Scènes de la vie du clergé/Le Roman de M. Gilfil/11

Traduction par A.-F. d’Albert-Durade.
Librairie Hachette et Cie (Scènes de la vie du clergép. 226-231).

CHAPITRE XI

Le dimanche suivant, la matinée était pluvieuse ; il fut décidé qu’on n’irait point comme d’habitude à l’église de Cumbermoor, mais que M. Gilfil, qui n’avait qu’une prédication l’après-midi, ferait le service du matin dans la chapelle.

Avant l’heure de ce service, Caterina descendit au salon ; elle avait l’air si véritablement malade que lady Cheverel l’interrogea avec inquiétude, et, la pauvre fille souffrant d’un violent mal de tête, elle ne lui permit pas d’aller au culte, l’enveloppa d’un manteau, l’établit sur un sofa près du feu, en lui mettant en mains un volume des sermons de Tillotson, pour le cas où elle se trouverait assez bien pour faire un peu de lecture.

C’est un excellent remède pour l’âme que les sermons du bon archevêque, mais un remède qui, malheureusement, ne convenait pas à la maladie de Caterina.

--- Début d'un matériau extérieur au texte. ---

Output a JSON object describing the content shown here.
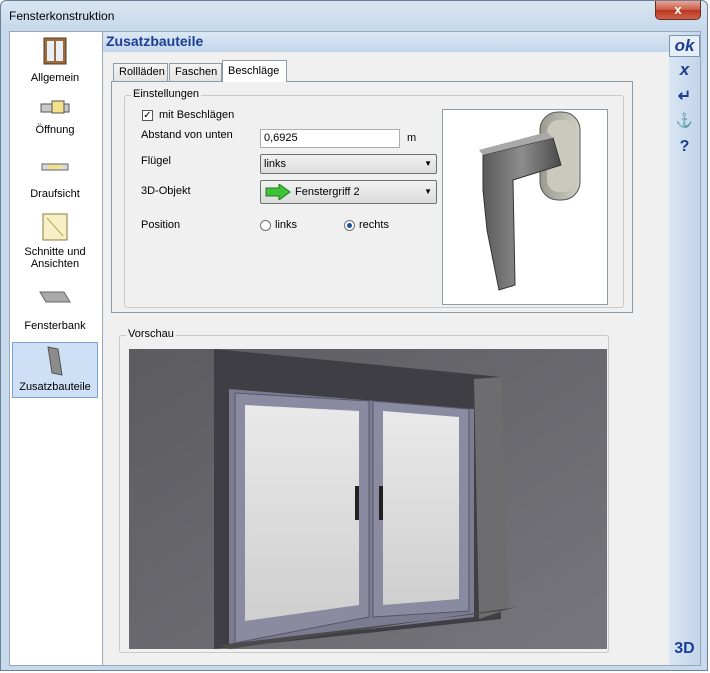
{
  "window": {
    "title": "Fensterkonstruktion",
    "close": "x"
  },
  "sidebar": {
    "items": [
      {
        "label": "Allgemein"
      },
      {
        "label": "Öffnung"
      },
      {
        "label": "Draufsicht"
      },
      {
        "label": "Schnitte und Ansichten"
      },
      {
        "label": "Fensterbank"
      },
      {
        "label": "Zusatzbauteile"
      }
    ]
  },
  "panel": {
    "title": "Zusatzbauteile"
  },
  "tabs": [
    {
      "label": "Rollläden"
    },
    {
      "label": "Faschen"
    },
    {
      "label": "Beschläge"
    }
  ],
  "settings": {
    "group_label": "Einstellungen",
    "checkbox_label": "mit Beschlägen",
    "checkbox_mark": "✓",
    "distance_label": "Abstand von unten",
    "distance_value": "0,6925",
    "distance_unit": "m",
    "wing_label": "Flügel",
    "wing_value": "links",
    "object_label": "3D-Objekt",
    "object_value": "Fenstergriff 2",
    "position_label": "Position",
    "position_left": "links",
    "position_right": "rechts"
  },
  "preview": {
    "group_label": "Vorschau"
  },
  "toolbar": {
    "ok": "ok",
    "cancel": "x",
    "enter": "↵",
    "stamp": "⚓",
    "help": "?",
    "view3d": "3D"
  }
}
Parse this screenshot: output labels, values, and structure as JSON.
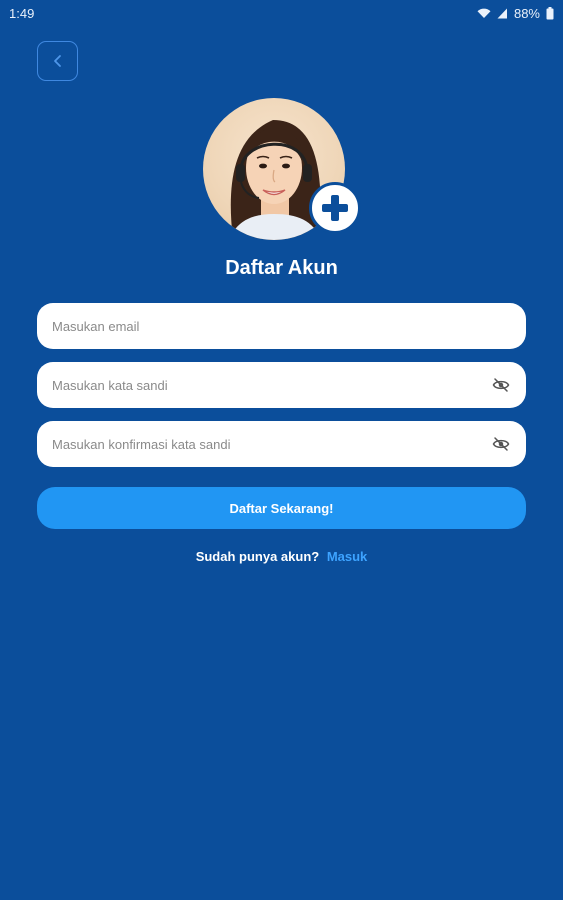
{
  "status_bar": {
    "time": "1:49",
    "battery": "88%"
  },
  "header": {
    "title": "Daftar Akun"
  },
  "form": {
    "email_placeholder": "Masukan email",
    "password_placeholder": "Masukan kata sandi",
    "confirm_placeholder": "Masukan konfirmasi kata sandi",
    "submit_label": "Daftar Sekarang!"
  },
  "footer": {
    "prompt": "Sudah punya akun?",
    "login_label": "Masuk"
  },
  "icons": {
    "back": "chevron-left-icon",
    "add_photo": "plus-icon",
    "visibility": "eye-off-icon"
  },
  "colors": {
    "background": "#0b4e9b",
    "primary_button": "#2196f3",
    "link": "#3da3ff"
  }
}
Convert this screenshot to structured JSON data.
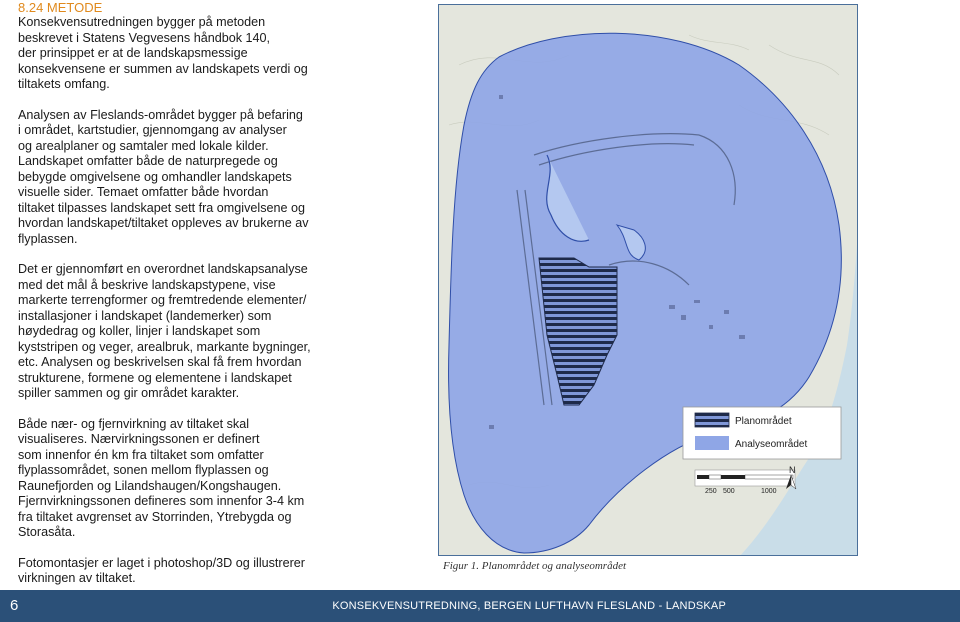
{
  "section": {
    "heading": "8.24 METODE",
    "paragraphs": [
      "Konsekvensutredningen bygger på metoden\nbeskrevet i Statens Vegvesens håndbok 140,\nder prinsippet er at de landskapsmessige\nkonsekvensene er summen av landskapets verdi og\ntiltakets omfang.",
      "Analysen av Fleslands-området bygger på befaring\ni området, kartstudier, gjennomgang av analyser\nog arealplaner og samtaler med lokale kilder.\nLandskapet omfatter både de naturpregede og\nbebygde omgivelsene og omhandler landskapets\nvisuelle sider. Temaet omfatter både hvordan\ntiltaket tilpasses landskapet sett fra omgivelsene og\nhvordan landskapet/tiltaket oppleves av brukerne av\nflyplassen.",
      "Det er gjennomført en overordnet landskapsanalyse\nmed det mål å beskrive landskapstypene, vise\nmarkerte terrengformer og fremtredende elementer/\ninstallasjoner i landskapet (landemerker) som\nhøydedrag og koller, linjer i landskapet som\nkyststripen og veger, arealbruk, markante bygninger,\netc. Analysen og beskrivelsen skal få frem hvordan\nstrukturene, formene og elementene i landskapet\nspiller sammen og gir området karakter.",
      "Både nær- og fjernvirkning av tiltaket skal\nvisualiseres. Nærvirkningssonen er definert\nsom innenfor én km fra tiltaket som omfatter\nflyplassområdet, sonen mellom flyplassen og\nRaunefjorden og Lilandshaugen/Kongshaugen.\nFjernvirkningssonen defineres som innenfor 3-4 km\nfra tiltaket avgrenset av Storrinden, Ytrebygda og\nStorasåta.",
      "Fotomontasjer er laget i photoshop/3D og illustrerer\nvirkningen av tiltaket."
    ]
  },
  "map": {
    "legend": {
      "plan_label": "Planområdet",
      "analysis_label": "Analyseområdet"
    },
    "scale": {
      "labels": [
        "250",
        "500",
        "1000"
      ],
      "north": "N"
    },
    "colors": {
      "analysis_fill": "#8fa6e6",
      "analysis_stroke": "#2f4ea8",
      "plan_stripe": "#1e2a4a",
      "land": "#e4e6dd",
      "water": "#c9dde8"
    }
  },
  "caption": "Figur 1. Planområdet og analyseområdet",
  "footer": {
    "page_number": "6",
    "title": "KONSEKVENSUTREDNING, BERGEN LUFTHAVN FLESLAND - LANDSKAP"
  }
}
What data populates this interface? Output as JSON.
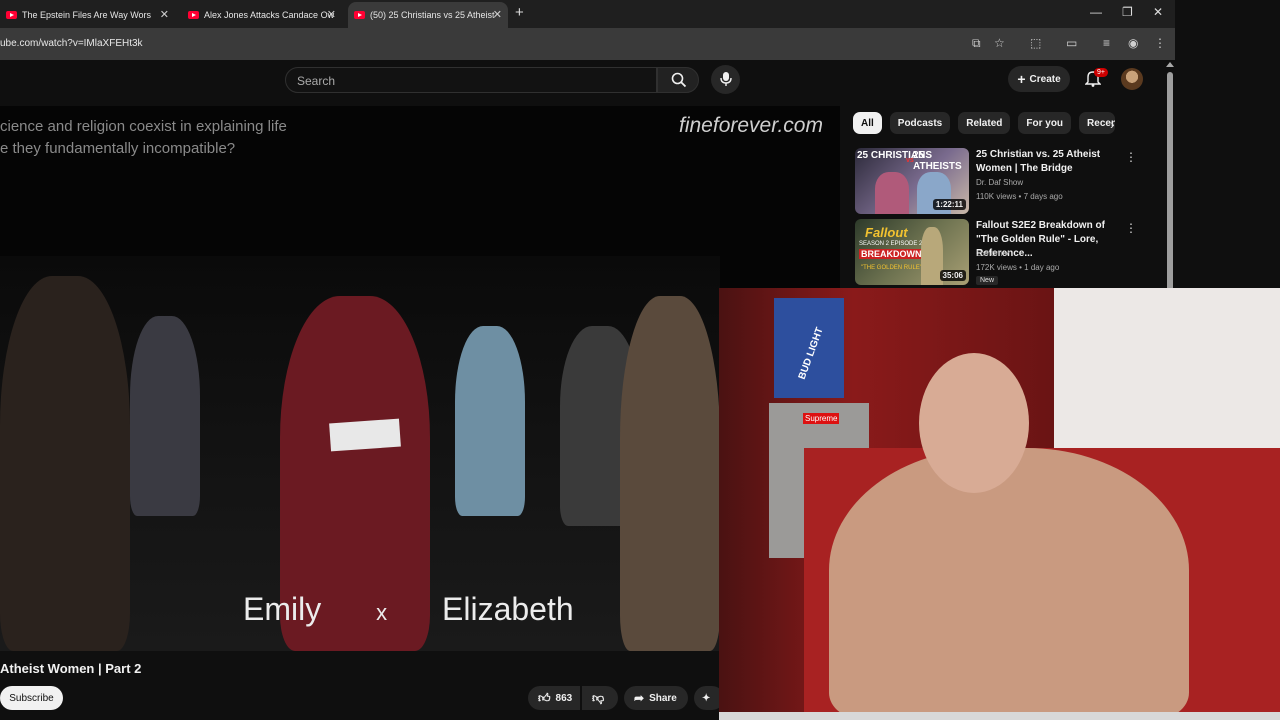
{
  "browser": {
    "tabs": [
      {
        "title": "The Epstein Files Are Way Wors",
        "active": false
      },
      {
        "title": "Alex Jones Attacks Candace Ow",
        "active": false
      },
      {
        "title": "(50) 25 Christians vs 25 Atheist",
        "active": true
      }
    ],
    "new_tab_symbol": "+",
    "url": "ube.com/watch?v=IMlaXFEHt3k"
  },
  "header": {
    "search_placeholder": "Search",
    "create_label": "Create",
    "notification_badge": "9+"
  },
  "video": {
    "question_line_1": "cience and religion coexist in explaining life",
    "question_line_2": "e they fundamentally incompatible?",
    "watermark": "fineforever.com",
    "name_left": "Emily",
    "name_sep": "x",
    "name_right": "Elizabeth",
    "title": "Atheist Women | Part 2",
    "subscribe_label": "Subscribe",
    "likes": "863",
    "share_label": "Share"
  },
  "sidebar": {
    "chips": [
      {
        "label": "All",
        "selected": true
      },
      {
        "label": "Podcasts",
        "selected": false
      },
      {
        "label": "Related",
        "selected": false
      },
      {
        "label": "For you",
        "selected": false
      },
      {
        "label": "Recen",
        "selected": false
      }
    ],
    "recommendations": [
      {
        "title": "25 Christian vs. 25 Atheist Women | The Bridge",
        "channel": "Dr. Daf Show",
        "meta": "110K views • 7 days ago",
        "duration": "1:22:11",
        "thumb_text_1": "25 CHRISTIANS",
        "thumb_text_2": "25 ATHEISTS",
        "thumb_vs": "vs",
        "new": ""
      },
      {
        "title": "Fallout S2E2 Breakdown of \"The Golden Rule\" - Lore, Reference...",
        "channel": "Oxhorn",
        "meta": "172K views • 1 day ago",
        "duration": "35:06",
        "thumb_text_1": "Fallout",
        "thumb_text_2": "BREAKDOWN",
        "thumb_text_3": "SEASON 2 EPISODE 2",
        "thumb_text_4": "\"THE GOLDEN RULE\"",
        "new": "New"
      }
    ]
  },
  "webcam": {
    "box_brand": "BUD LIGHT",
    "sticker": "Supreme"
  }
}
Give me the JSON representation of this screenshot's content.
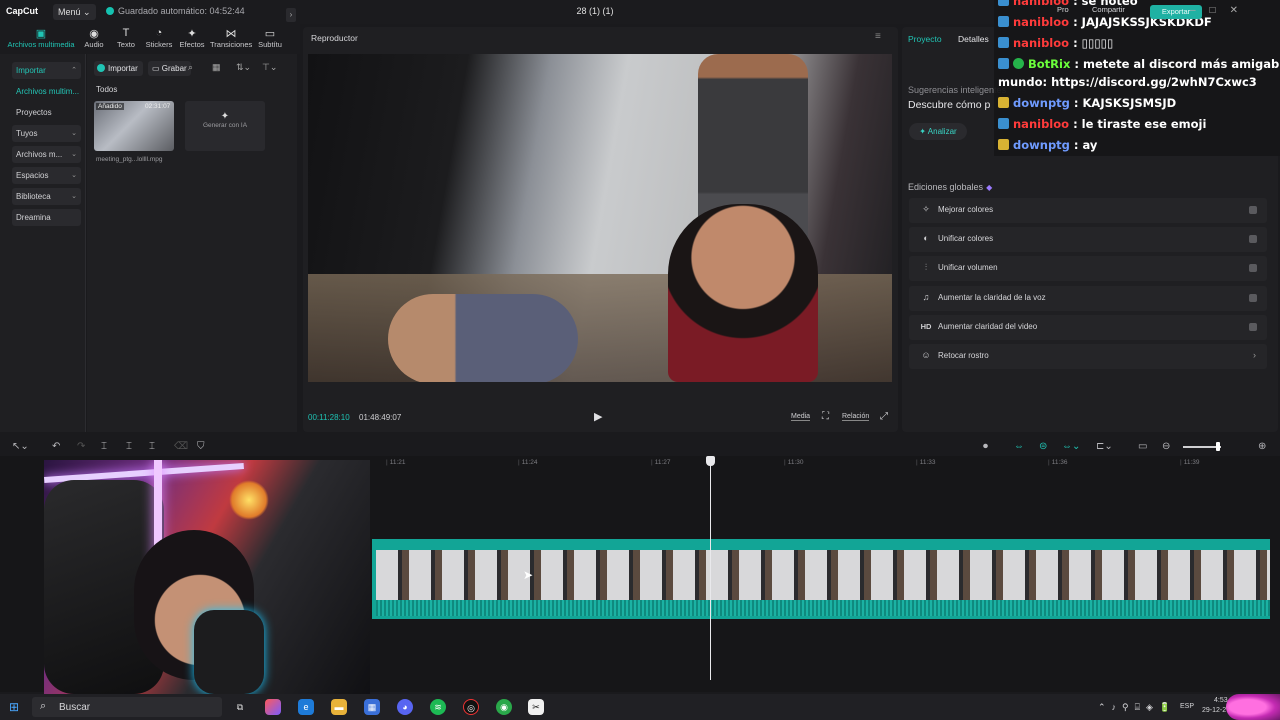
{
  "titlebar": {
    "logo": "CapCut",
    "menu": "Menú ⌄",
    "autosave": "Guardado automático: 04:52:44",
    "doc_title": "28 (1) (1)",
    "pro": "Pro",
    "share": "Compartir",
    "export": "Exportar"
  },
  "tools": [
    {
      "label": "Archivos multimedia",
      "icon": "media-icon"
    },
    {
      "label": "Audio",
      "icon": "audio-icon"
    },
    {
      "label": "Texto",
      "icon": "text-icon"
    },
    {
      "label": "Stickers",
      "icon": "sticker-icon"
    },
    {
      "label": "Efectos",
      "icon": "effects-icon"
    },
    {
      "label": "Transiciones",
      "icon": "transitions-icon"
    },
    {
      "label": "Subtítu",
      "icon": "subtitles-icon"
    }
  ],
  "sidebar": {
    "items": [
      {
        "label": "Importar"
      },
      {
        "label": "Archivos multim..."
      },
      {
        "label": "Proyectos secun..."
      },
      {
        "label": "Tuyos"
      },
      {
        "label": "Archivos m..."
      },
      {
        "label": "Espacios"
      },
      {
        "label": "Biblioteca"
      },
      {
        "label": "Dreamina"
      }
    ]
  },
  "media": {
    "import_btn": "Importar",
    "record_btn": "Grabar",
    "todos": "Todos",
    "clip_badge": "Añadido",
    "clip_duration": "02:31:07",
    "clip_name": "meeting_ptg...lollll.mpg",
    "gen_ai": "Generar con IA"
  },
  "player": {
    "title": "Reproductor",
    "timecode": "00:11:28:10",
    "duration": "01:48:49:07",
    "media_btn": "Media",
    "ratio_btn": "Relación"
  },
  "right_panel": {
    "tab_project": "Proyecto",
    "tab_details": "Detalles",
    "suggestions_title": "Sugerencias inteligentes",
    "suggestions_desc": "Descubre cómo p",
    "analyze_btn": "Analizar",
    "global_title": "Ediciones globales",
    "edits": [
      {
        "label": "Mejorar colores",
        "icon": "magic-wand-icon",
        "glyph": "✧"
      },
      {
        "label": "Unificar colores",
        "icon": "palette-icon",
        "glyph": "◐"
      },
      {
        "label": "Unificar volumen",
        "icon": "volume-bars-icon",
        "glyph": "⫶"
      },
      {
        "label": "Aumentar la claridad de la voz",
        "icon": "voice-wave-icon",
        "glyph": "♫"
      },
      {
        "label": "Aumentar claridad del video",
        "icon": "hd-icon",
        "glyph": "HD"
      },
      {
        "label": "Retocar rostro",
        "icon": "face-icon",
        "glyph": "☺"
      }
    ]
  },
  "chat": {
    "lines": [
      {
        "user": "nanibloo",
        "text": " : se noteo",
        "badge": "b",
        "color": "red"
      },
      {
        "user": "nanibloo",
        "text": " : JAJAJSKSSJKSKDKDF",
        "badge": "b",
        "color": "red"
      },
      {
        "user": "nanibloo",
        "text": " : ▯▯▯▯▯",
        "badge": "b",
        "color": "red"
      },
      {
        "user": "BotRix",
        "text": " : metete al discord más amigable del",
        "badge": "g",
        "color": "green"
      },
      {
        "user": "",
        "text": "mundo: https://discord.gg/2whN7Cxwc3",
        "badge": "",
        "color": ""
      },
      {
        "user": "downptg",
        "text": " : KAJSKSJSMSJD",
        "badge": "y",
        "color": "blue"
      },
      {
        "user": "nanibloo",
        "text": " : le tiraste ese emoji",
        "badge": "b",
        "color": "red"
      },
      {
        "user": "downptg",
        "text": " : ay",
        "badge": "y",
        "color": "blue"
      }
    ]
  },
  "timeline": {
    "ticks": [
      "11:21",
      "11:24",
      "11:27",
      "11:30",
      "11:33",
      "11:36",
      "11:39"
    ]
  },
  "taskbar": {
    "search": "Buscar",
    "lang": "ESP",
    "time": "4:53",
    "date": "29-12-2"
  },
  "colors": {
    "accent": "#20c4b4",
    "track": "#12a596"
  }
}
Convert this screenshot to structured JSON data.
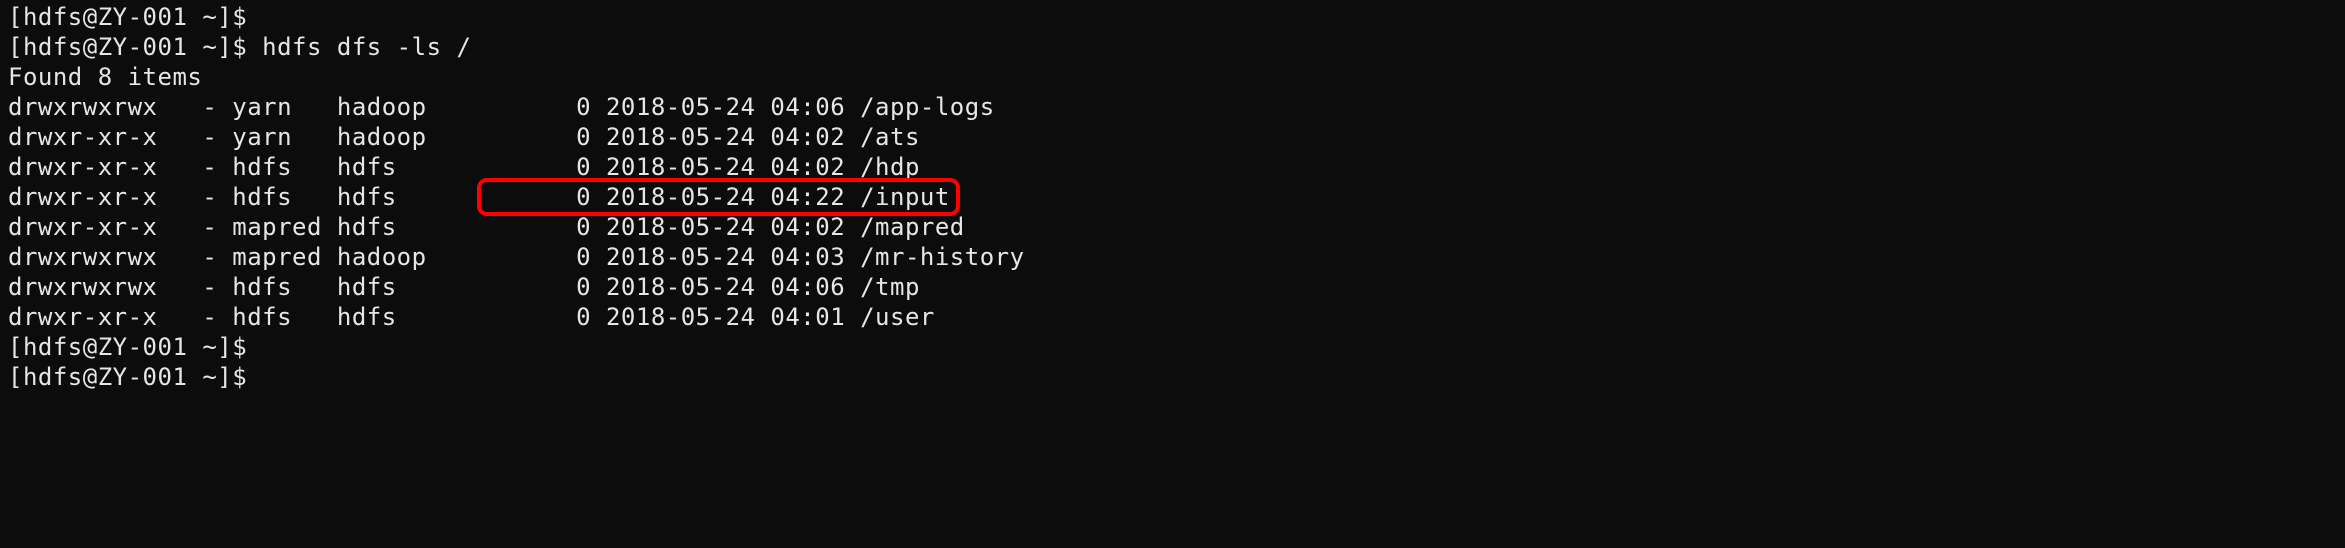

Elle s’assit, le livre ouvert sur ses genoux, les yeux fixés avec distraction sur le portrait de cette belle lady Cheverel, femme du remarquable sir Christopher. Elle regardait cette peinture sans y songer ; la belle dame blonde semblait abaisser les yeux sur elle, avec cette indifférence bienveillante et ce doux étonnement qu’éprouvent les personnes belles et heureuses ayant de l’empire sur elles-mêmes, quand elles regardent leurs modestes sœurs moins calmes et moins fortes. Caterina pensait à cet avenir rapproché, à ce mariage qui allait se conclure, à tout ce qu’elle aurait à supporter pendant les mois suivants.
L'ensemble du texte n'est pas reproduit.